To perform a new NER (Entity Recognition) annotation based in a machine learning created using the BioTML plugin, start by loading a Corpus to the Clipboard containing the documents you wish to annotate.
Selecting the Corpus, you should right click it and choose Corpus -> NER -> BioTML Tagger -> Annotate with Model


Corpus Process NER BioTML Tagger.png


Load BioTML Model File For Annotation

A GUI appears allowing to select a BioTML NER model file. Select a compatible BioTML model file (could be a .zip or a .gz file) and press next. The BioTML Model loading will start.


Load BioTML Tagger.png


Select BioTML Model Configurations To Annotate

The selected model will contains NER classes to annotate and model properties that could be selected in the search table.

The NER BioTML Tagger allows you to define options for annotations, as follows:

In the NLP System Tokenizer option, you can select the natural language processing system used for tokenization of all documents to annotate.

In the Number of running Threads option, you can select the number of processing threads that the NER BioTML Tagger algorithm will be able to use.
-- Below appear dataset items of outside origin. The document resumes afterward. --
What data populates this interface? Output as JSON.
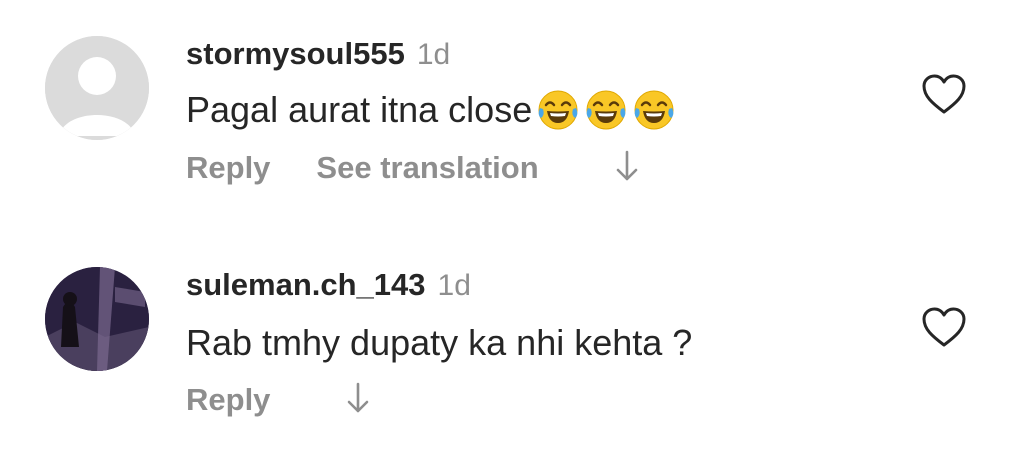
{
  "comments": [
    {
      "username": "stormysoul555",
      "time": "1d",
      "text": "Pagal aurat itna close",
      "emoji_count": 3,
      "emoji_icon": "face-with-tears-of-joy-icon",
      "reply_label": "Reply",
      "translation_label": "See translation",
      "liked": false
    },
    {
      "username": "suleman.ch_143",
      "time": "1d",
      "text": "Rab tmhy dupaty ka nhi kehta ?",
      "reply_label": "Reply",
      "liked": false
    }
  ],
  "colors": {
    "primary_text": "#262626",
    "secondary_text": "#8e8e8e",
    "avatar_placeholder": "#dbdbdb",
    "emoji_face": "#f9c726"
  }
}
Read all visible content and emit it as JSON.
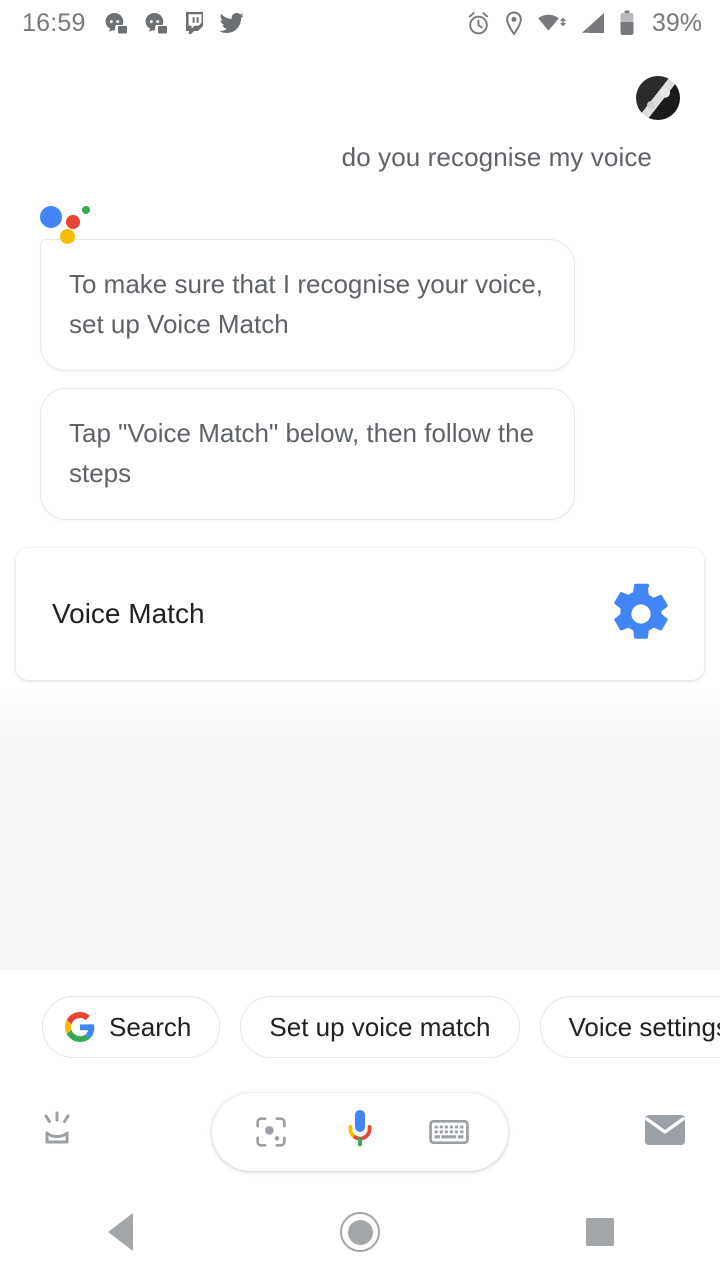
{
  "status_bar": {
    "clock": "16:59",
    "battery_percent": "39%",
    "left_icons": [
      "discord-icon",
      "discord-icon",
      "twitch-icon",
      "twitter-icon"
    ],
    "right_icons": [
      "alarm-icon",
      "location-icon",
      "wifi-icon",
      "cellular-signal-icon",
      "battery-icon"
    ]
  },
  "conversation": {
    "avatar": "user-avatar",
    "user_query": "do you recognise my voice",
    "assistant_logo": "google-assistant-logo",
    "responses": [
      "To make sure that I recognise your voice, set up Voice Match",
      "Tap \"Voice Match\" below, then follow the steps"
    ],
    "card": {
      "title": "Voice Match",
      "icon": "gear-icon",
      "icon_color": "#4285f4"
    }
  },
  "suggestions": [
    {
      "label": "Search",
      "icon": "google-g-icon"
    },
    {
      "label": "Set up voice match",
      "icon": ""
    },
    {
      "label": "Voice settings",
      "icon": ""
    }
  ],
  "bottom_bar": {
    "snapshot_icon": "snapshot-icon",
    "lens_icon": "lens-icon",
    "mic_icon": "google-mic-icon",
    "keyboard_icon": "keyboard-icon",
    "mail_icon": "mail-icon"
  },
  "nav_bar": {
    "back": "back-button",
    "home": "home-button",
    "recents": "recents-button"
  },
  "colors": {
    "google_blue": "#4285f4",
    "google_red": "#ea4335",
    "google_yellow": "#fbbc05",
    "google_green": "#34a853",
    "text_primary": "#202124",
    "text_secondary": "#5f6368"
  }
}
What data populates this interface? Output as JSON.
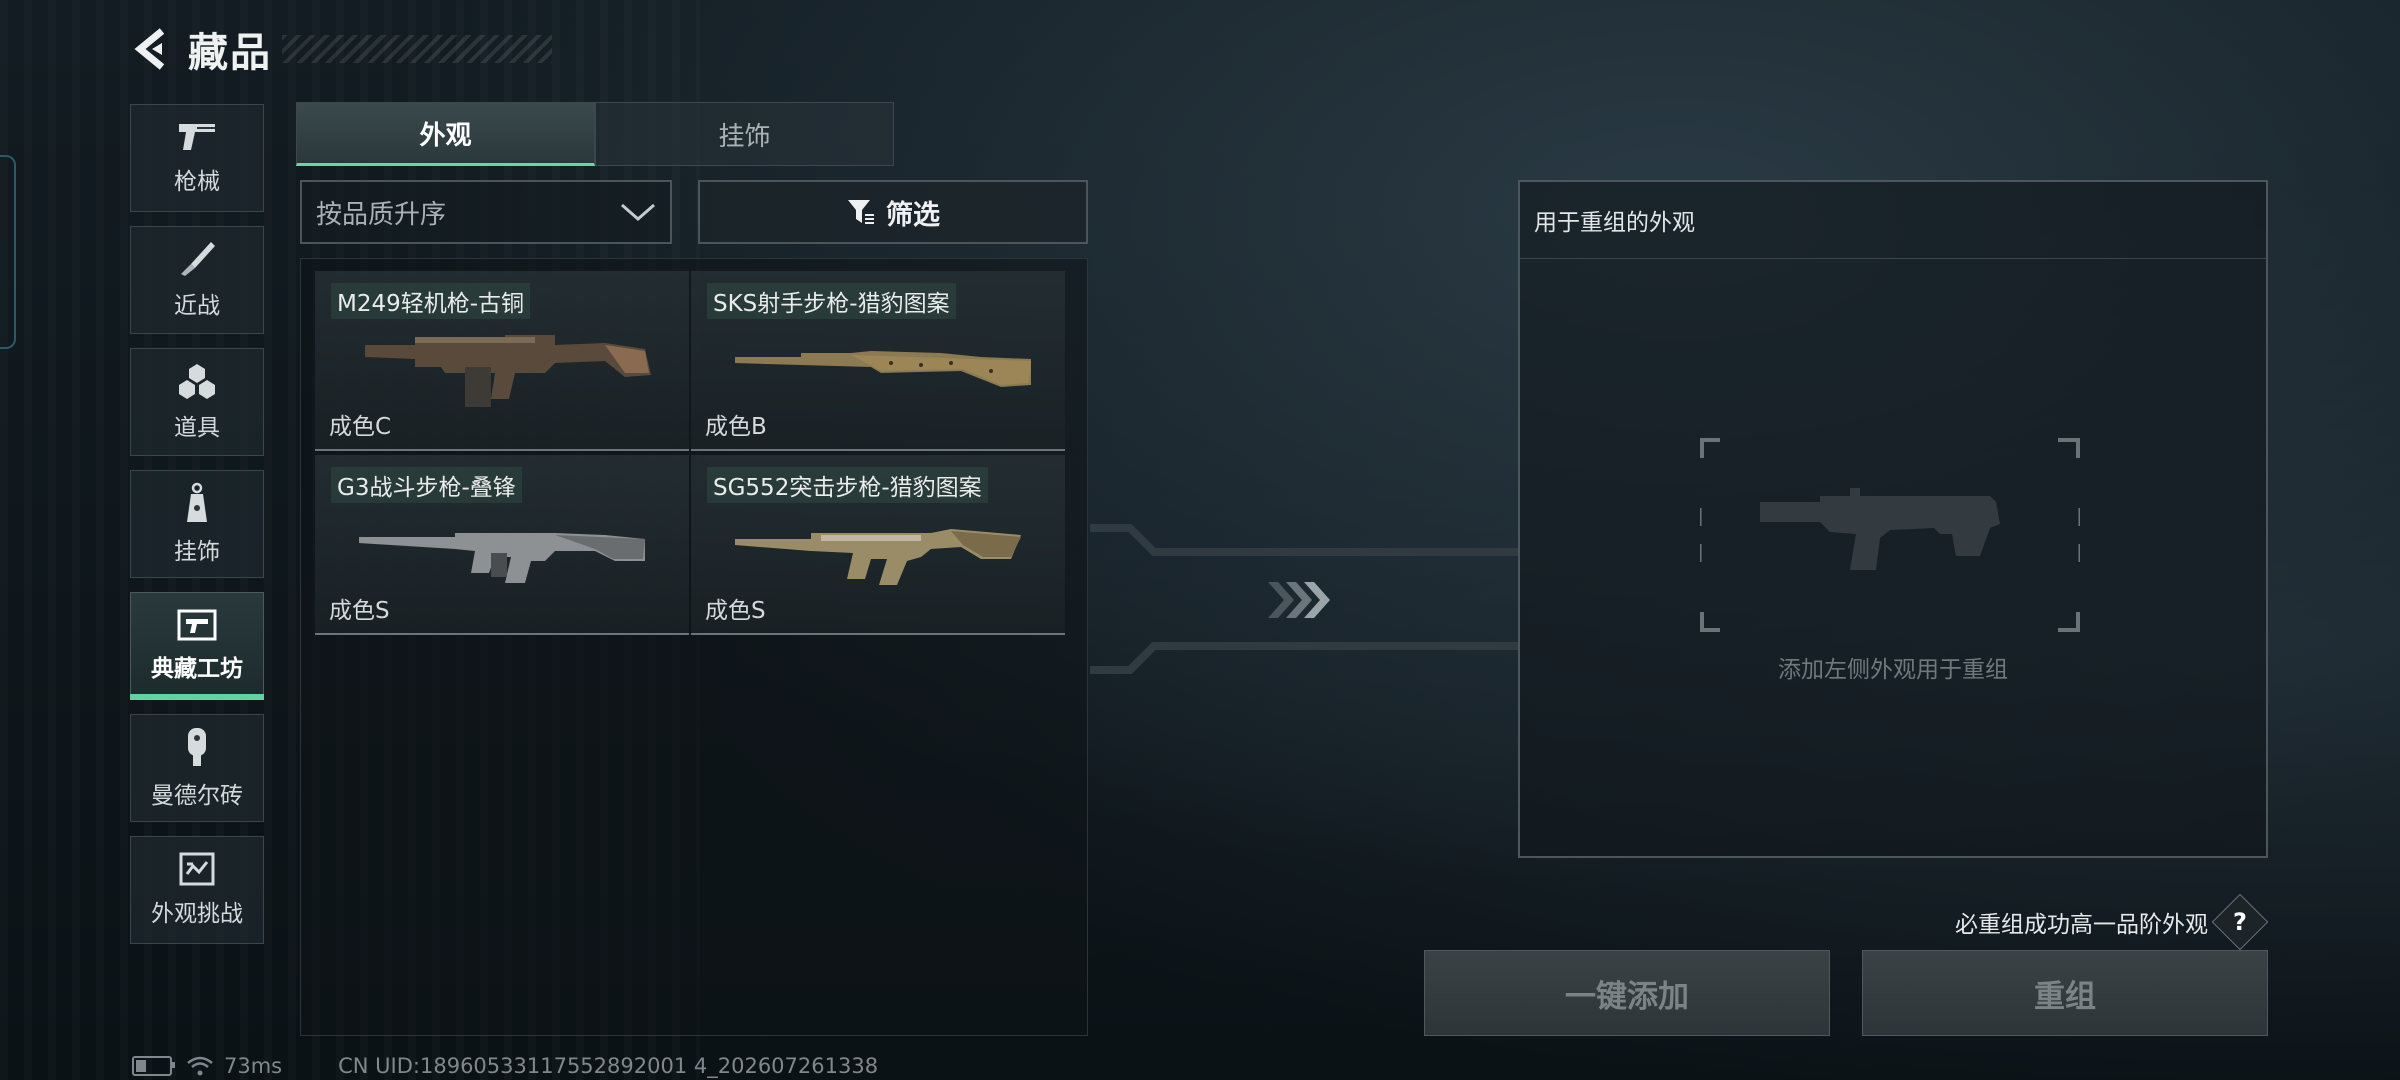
{
  "header": {
    "title": "藏品"
  },
  "sidebar": {
    "items": [
      {
        "label": "枪械",
        "icon": "pistol-icon"
      },
      {
        "label": "近战",
        "icon": "knife-icon"
      },
      {
        "label": "道具",
        "icon": "grenades-icon"
      },
      {
        "label": "挂饰",
        "icon": "charm-icon"
      },
      {
        "label": "典藏工坊",
        "icon": "workshop-icon",
        "active": true
      },
      {
        "label": "曼德尔砖",
        "icon": "mandel-brick-icon"
      },
      {
        "label": "外观挑战",
        "icon": "challenge-icon"
      }
    ]
  },
  "tabs": [
    {
      "label": "外观",
      "active": true
    },
    {
      "label": "挂饰",
      "active": false
    }
  ],
  "sort": {
    "value": "按品质升序"
  },
  "filter": {
    "label": "筛选"
  },
  "items": [
    {
      "name": "M249轻机枪-古铜",
      "grade": "成色C"
    },
    {
      "name": "SKS射手步枪-猎豹图案",
      "grade": "成色B"
    },
    {
      "name": "G3战斗步枪-叠锋",
      "grade": "成色S"
    },
    {
      "name": "SG552突击步枪-猎豹图案",
      "grade": "成色S"
    }
  ],
  "recombine": {
    "header": "用于重组的外观",
    "hint": "添加左侧外观用于重组",
    "note": "必重组成功高一品阶外观",
    "help": "?",
    "add_all_label": "一键添加",
    "recombine_label": "重组"
  },
  "status": {
    "ping": "73ms",
    "uid": "CN UID:18960533117552892001 4_202607261338"
  },
  "colors": {
    "accent": "#5fd4a0"
  }
}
In the Normalization option, you can select the @Note2 normalization system that allows to add white space between word delimiters and increase the entity recognition accuracy. This option changes the original offsets of the text..


Select Classes And Settings for NER Annotation By BioTML Tagger.png


The configuration is complete when you press Ok. At all times you can cancel the operation clicking on the respective button.

Performing the operation

NER BioTML Tagger operation will now start and a progress window will appear, indicating the execution status of the operation. It will take a few minutes or hours depending on the number of documents, document size, number of given threads, number of model classes in the model and features used automatically by BioTML model.
When the process ends, a new NER Process object will be added to the clipboard and can be visualized through the Corpus Process View.